GARDASIL is approved in more than 70 countries
GARDASIL (sold in some countries as SILGARD®) has been approved in more than 70 countries, including the United States, the 27 countries of the European Union, Mexico, Australia, Taiwan, Canada, New Zealand and Brazil, and additional applications are currently under review with regulatory agencies in many more countries around the world. Merck will donate free vaccine to the non-profit organization PATH to support demonstration studies designed to accelerate the availability of cervical cancer vaccines in the most impoverished nations. PATH is funded by a grant from the Bill & Melinda Gates Foundation. Merck is also working with India’s Council of Medical Research to study GARDASIL in India. Merck will make its new vaccines, including GARDASIL, available to developing world countries at dramatically lower prices.

HPV is a common infection
In the United States, approximately 20 million people are infected with HPV, and approximately 80 percent of females will have acquired HPV by age 50. For most people, HPV goes away on its own; however in some, certain high-risk types of HPV, if unrecognized and untreated, can lead to cervical cancer. Cervical cancer is the second most common cause of cancer death in women worldwide, resulting in nearly a half-million diagnoses and 240,000 deaths each year. It is estimated that in 2007, there will be approximately 11,150 new cases of cervical cancer and 3,700 deaths in the United States. Approximately 6,000 cases of vulvar or vaginal cancer are diagnosed annually in the U.S.

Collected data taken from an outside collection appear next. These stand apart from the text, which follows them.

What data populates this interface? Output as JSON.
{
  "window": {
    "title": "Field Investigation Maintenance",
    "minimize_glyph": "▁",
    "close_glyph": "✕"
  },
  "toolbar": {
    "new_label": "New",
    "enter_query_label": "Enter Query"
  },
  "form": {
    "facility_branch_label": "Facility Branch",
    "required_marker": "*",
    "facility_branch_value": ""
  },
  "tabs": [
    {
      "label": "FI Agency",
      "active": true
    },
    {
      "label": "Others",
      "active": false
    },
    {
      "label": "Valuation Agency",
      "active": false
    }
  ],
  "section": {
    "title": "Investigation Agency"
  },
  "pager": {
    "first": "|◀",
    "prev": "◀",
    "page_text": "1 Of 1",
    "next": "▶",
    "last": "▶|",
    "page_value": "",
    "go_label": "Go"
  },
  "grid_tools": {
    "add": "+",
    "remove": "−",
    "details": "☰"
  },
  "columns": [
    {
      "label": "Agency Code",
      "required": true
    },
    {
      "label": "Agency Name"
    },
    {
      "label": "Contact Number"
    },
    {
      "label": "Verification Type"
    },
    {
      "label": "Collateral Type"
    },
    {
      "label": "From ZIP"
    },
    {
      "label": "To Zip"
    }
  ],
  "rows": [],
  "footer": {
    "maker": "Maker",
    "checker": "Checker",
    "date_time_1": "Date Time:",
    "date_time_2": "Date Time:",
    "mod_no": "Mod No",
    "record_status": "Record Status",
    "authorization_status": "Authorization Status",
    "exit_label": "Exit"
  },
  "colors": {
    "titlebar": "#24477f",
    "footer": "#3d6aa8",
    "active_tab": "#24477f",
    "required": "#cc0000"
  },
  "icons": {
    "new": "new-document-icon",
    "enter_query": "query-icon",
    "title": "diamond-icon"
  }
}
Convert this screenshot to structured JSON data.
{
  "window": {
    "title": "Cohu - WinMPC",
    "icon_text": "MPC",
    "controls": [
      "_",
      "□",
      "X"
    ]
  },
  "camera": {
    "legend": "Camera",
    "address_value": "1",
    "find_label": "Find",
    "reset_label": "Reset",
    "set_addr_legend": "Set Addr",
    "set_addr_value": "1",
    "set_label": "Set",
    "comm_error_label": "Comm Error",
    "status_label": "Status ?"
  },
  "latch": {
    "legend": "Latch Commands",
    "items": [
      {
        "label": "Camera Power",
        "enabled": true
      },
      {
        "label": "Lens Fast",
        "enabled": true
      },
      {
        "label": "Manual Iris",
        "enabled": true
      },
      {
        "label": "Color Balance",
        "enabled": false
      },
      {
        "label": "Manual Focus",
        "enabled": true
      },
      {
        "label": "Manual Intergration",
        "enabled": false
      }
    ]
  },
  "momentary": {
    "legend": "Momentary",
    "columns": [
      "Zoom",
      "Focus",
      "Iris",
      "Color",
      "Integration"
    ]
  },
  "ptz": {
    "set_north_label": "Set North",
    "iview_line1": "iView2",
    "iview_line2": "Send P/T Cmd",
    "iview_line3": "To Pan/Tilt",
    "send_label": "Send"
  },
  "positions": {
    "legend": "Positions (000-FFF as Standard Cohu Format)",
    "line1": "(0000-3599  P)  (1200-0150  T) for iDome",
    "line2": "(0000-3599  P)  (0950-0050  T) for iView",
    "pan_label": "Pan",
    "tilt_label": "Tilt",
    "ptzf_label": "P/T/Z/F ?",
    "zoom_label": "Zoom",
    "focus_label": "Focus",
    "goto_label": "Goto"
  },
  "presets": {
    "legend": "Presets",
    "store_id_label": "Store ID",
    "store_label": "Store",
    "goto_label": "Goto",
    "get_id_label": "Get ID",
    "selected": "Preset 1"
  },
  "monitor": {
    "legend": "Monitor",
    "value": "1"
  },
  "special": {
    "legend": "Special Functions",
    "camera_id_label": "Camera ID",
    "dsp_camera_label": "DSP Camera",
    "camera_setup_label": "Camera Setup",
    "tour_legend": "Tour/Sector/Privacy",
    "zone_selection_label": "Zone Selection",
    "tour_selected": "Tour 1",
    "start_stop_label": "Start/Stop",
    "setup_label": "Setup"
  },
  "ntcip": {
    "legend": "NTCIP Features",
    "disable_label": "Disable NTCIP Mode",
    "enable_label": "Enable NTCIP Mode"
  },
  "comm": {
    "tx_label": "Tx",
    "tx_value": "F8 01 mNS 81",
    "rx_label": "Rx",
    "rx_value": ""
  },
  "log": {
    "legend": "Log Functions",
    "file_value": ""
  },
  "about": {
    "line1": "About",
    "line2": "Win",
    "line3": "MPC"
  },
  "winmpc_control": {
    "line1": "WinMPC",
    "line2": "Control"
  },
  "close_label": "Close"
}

It is estimated that in 2007, vulvar and vaginal cancer will strike more than 5,600 women in the U.S. Vulvar and vaginal cancers, specifically those related to HPV infection, are becoming more common in young women. The incidence of vulvar cancers increased more than 400 percent between 1973 and 2000, and invasive vulvar cancer increased 20 percent during the same time period.

Certain low-risk types of HPV cause genital warts and can lead to abnormal Pap results. Approximately one million cases of genital warts occur each year in the United States and an estimated 32 million cases occur worldwide. Additionally, there are an estimated 4.7 million abnormal Pap results that require follow-up each year in the United States. At least 3 million of these results are caused by some type of HPV.

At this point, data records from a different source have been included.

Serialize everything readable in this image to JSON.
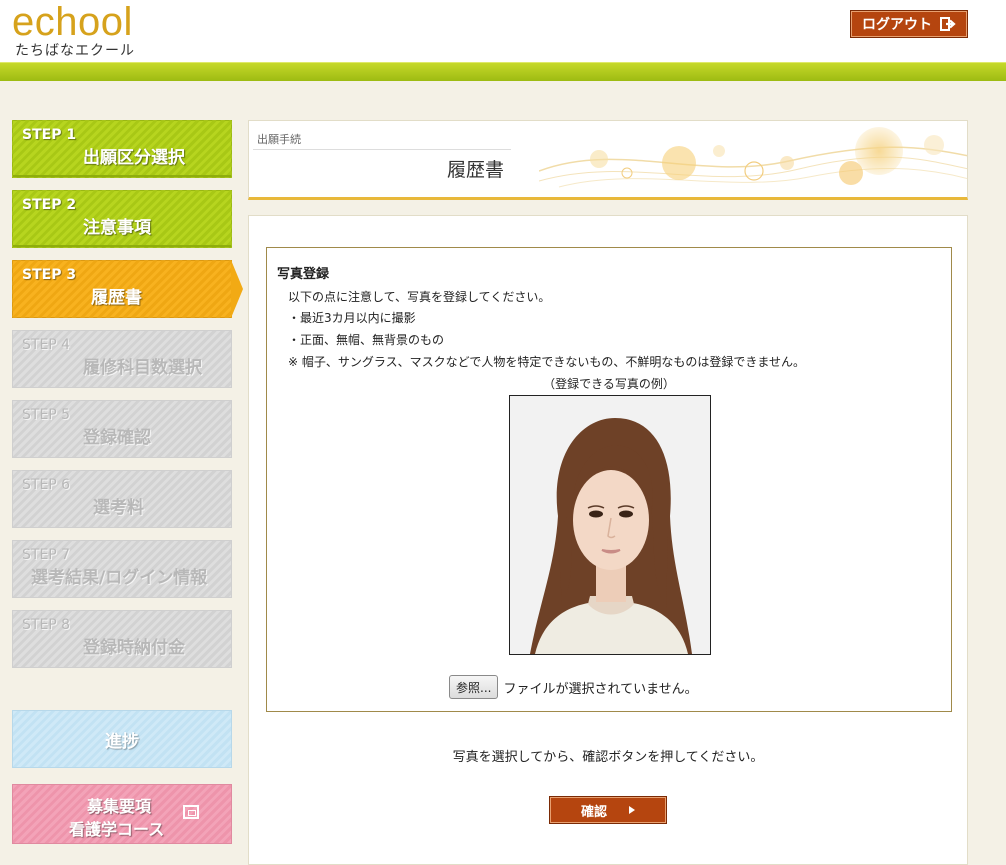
{
  "header": {
    "logo_main": "echool",
    "logo_sub": "たちばなエクール",
    "logout_label": "ログアウト"
  },
  "sidebar": {
    "steps": [
      {
        "num": "STEP 1",
        "title": "出願区分選択",
        "state": "done"
      },
      {
        "num": "STEP 2",
        "title": "注意事項",
        "state": "done"
      },
      {
        "num": "STEP 3",
        "title": "履歴書",
        "state": "current"
      },
      {
        "num": "STEP 4",
        "title": "履修科目数選択",
        "state": "future"
      },
      {
        "num": "STEP 5",
        "title": "登録確認",
        "state": "future"
      },
      {
        "num": "STEP 6",
        "title": "選考料",
        "state": "future"
      },
      {
        "num": "STEP 7",
        "title": "選考結果/ログイン情報",
        "state": "future"
      },
      {
        "num": "STEP 8",
        "title": "登録時納付金",
        "state": "future"
      }
    ],
    "progress_label": "進捗",
    "recruit_line1": "募集要項",
    "recruit_line2": "看護学コース"
  },
  "title_box": {
    "breadcrumb": "出願手続",
    "page_title": "履歴書"
  },
  "photo_section": {
    "title": "写真登録",
    "intro": "以下の点に注意して、写真を登録してください。",
    "rule1": "・最近3カ月以内に撮影",
    "rule2": "・正面、無帽、無背景のもの",
    "warning": "※ 帽子、サングラス、マスクなどで人物を特定できないもの、不鮮明なものは登録できません。",
    "example_label": "（登録できる写真の例）",
    "browse_label": "参照...",
    "file_status": "ファイルが選択されていません。"
  },
  "instruction": "写真を選択してから、確認ボタンを押してください。",
  "confirm_label": "確認",
  "colors": {
    "brand_gold": "#d6a21c",
    "green_band": "#a8c815",
    "step_done": "#b7d51f",
    "step_current": "#f8b21f",
    "action_button": "#b5450f"
  }
}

Other Information about GARDASIL
In 1995, Merck entered into a license agreement and research collaboration with CSL Limited of Australia relating to technology used in GARDASIL. GARDASIL also is the subject of other third-party licensing agreements.

Merck recently announced that it submitted a supplemental Biologics License Application (sBLA) to the FDA that includes efficacy data showing GARDASIL offers some protection against additional cervical cancer causing HPV types responsible for greater than 10 percent of cervical cancers, data on protection against additional gynecological cancers -- vulvar and vaginal -- and data on immune memory.